症例は59歳女性、脂質異常症にて近医加療中。家族歴に特記事項なし。2006年に前医で上部消化管内視鏡検査(EGD)を受けて胃多発性ポリープと診断された。生検病理結果で過形成性ポリープとされ、H.pylori 陽性であったため除菌療法を施行された。2009年になり軽度の貧血と低蛋白血症がみられるようになったためEGDを再検されたところ、ポリープの増大傾向と表面にびらん、出血が認められた。このため貧血に対して鉄剤を処方されると共にポリープの内視鏡的治療目的に同年6月当科に紹介された。理学所見では特記する異常を認めなかった。血液検査では、血算はRBC 490x104/mm3, Hb12.6g/dlであり、生化学はTP 6.0g/dl, Alb 3.8g/dlと軽度の低蛋白血症を認めた。抗ヘリコバクターピロリIgG抗体は4.1U/mlで陰性だった。

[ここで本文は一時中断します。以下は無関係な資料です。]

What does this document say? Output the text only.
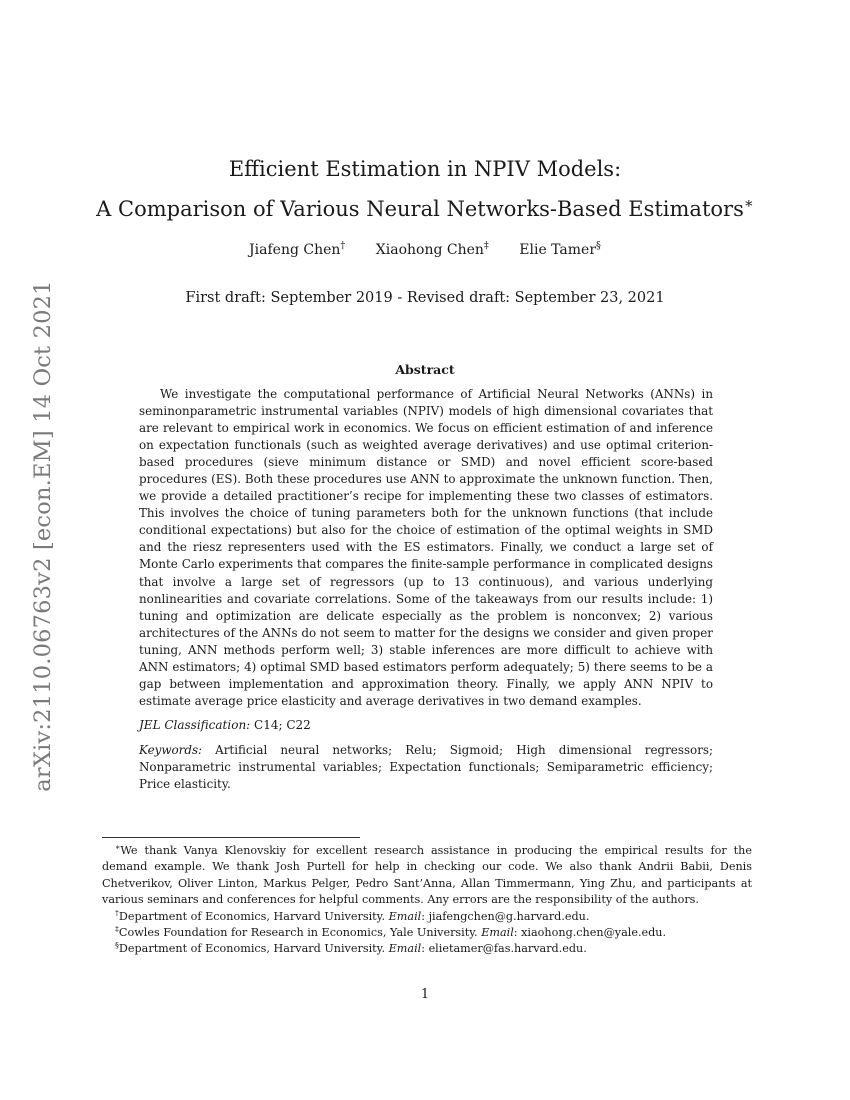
arXiv:2110.06763v2 [econ.EM] 14 Oct 2021
Efficient Estimation in NPIV Models:
A Comparison of Various Neural Networks-Based Estimators∗
Jiafeng Chen† Xiaohong Chen‡ Elie Tamer§
First draft: September 2019 - Revised draft: September 23, 2021
Abstract

We investigate the computational performance of Artificial Neural Networks (ANNs) in seminonparametric instrumental variables (NPIV) models of high dimensional covariates that are relevant to empirical work in economics. We focus on efficient estimation of and inference on expectation functionals (such as weighted average derivatives) and use optimal criterion-based procedures (sieve minimum distance or SMD) and novel efficient score-based procedures (ES). Both these procedures use ANN to approximate the unknown function. Then, we provide a detailed practitioner’s recipe for implementing these two classes of estimators. This involves the choice of tuning parameters both for the unknown functions (that include conditional expectations) but also for the choice of estimation of the optimal weights in SMD and the riesz representers used with the ES estimators. Finally, we conduct a large set of Monte Carlo experiments that compares the finite-sample performance in complicated designs that involve a large set of regressors (up to 13 continuous), and various underlying nonlinearities and covariate correlations. Some of the takeaways from our results include: 1) tuning and optimization are delicate especially as the problem is nonconvex; 2) various architectures of the ANNs do not seem to matter for the designs we consider and given proper tuning, ANN methods perform well; 3) stable inferences are more difficult to achieve with ANN estimators; 4) optimal SMD based estimators perform adequately; 5) there seems to be a gap between implementation and approximation theory. Finally, we apply ANN NPIV to estimate average price elasticity and average derivatives in two demand examples.

JEL Classification: C14; C22

Keywords: Artificial neural networks; Relu; Sigmoid; High dimensional regressors; Nonparametric instrumental variables; Expectation functionals; Semiparametric efficiency; Price elasticity.

∗We thank Vanya Klenovskiy for excellent research assistance in producing the empirical results for the demand example. We thank Josh Purtell for help in checking our code. We also thank Andrii Babii, Denis Chetverikov, Oliver Linton, Markus Pelger, Pedro Sant’Anna, Allan Timmermann, Ying Zhu, and participants at various seminars and conferences for helpful comments. Any errors are the responsibility of the authors.

†Department of Economics, Harvard University. Email: jiafengchen@g.harvard.edu.

‡Cowles Foundation for Research in Economics, Yale University. Email: xiaohong.chen@yale.edu.

§Department of Economics, Harvard University. Email: elietamer@fas.harvard.edu.

1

EGD所見は、胃全体に発赤と浮腫状の粘膜をびまん性に認め、それに連続して大小の有茎性、無茎性ポリープが多数集簇していた。7月に径20mmを越える病変を内視鏡的粘膜切除術にて分割切除した。ポリープは組織学的には若年性ポリープに矛盾しない所見だった。ただし前庭部の長径40mm大の病変には、一部に腺腫様の異型腺管とより異型度の高い高分化型腺癌と判断される部分とが認められ、全て粘膜内に限局していた。このため、術後に下部消化管を検索したがポリープは認められなかった。以上より本例は胃限局性若年性ポリポーシスに早期胃癌を合併したものと考えられた。本疾患は稀であるがmalignant potential を有することが近年示唆されている。胃癌の合併は早期には発見されにくく進行胃癌で発見される例も報告されていることより、今後は手術も念頭においた厳重な経過観察が必要と考えられた。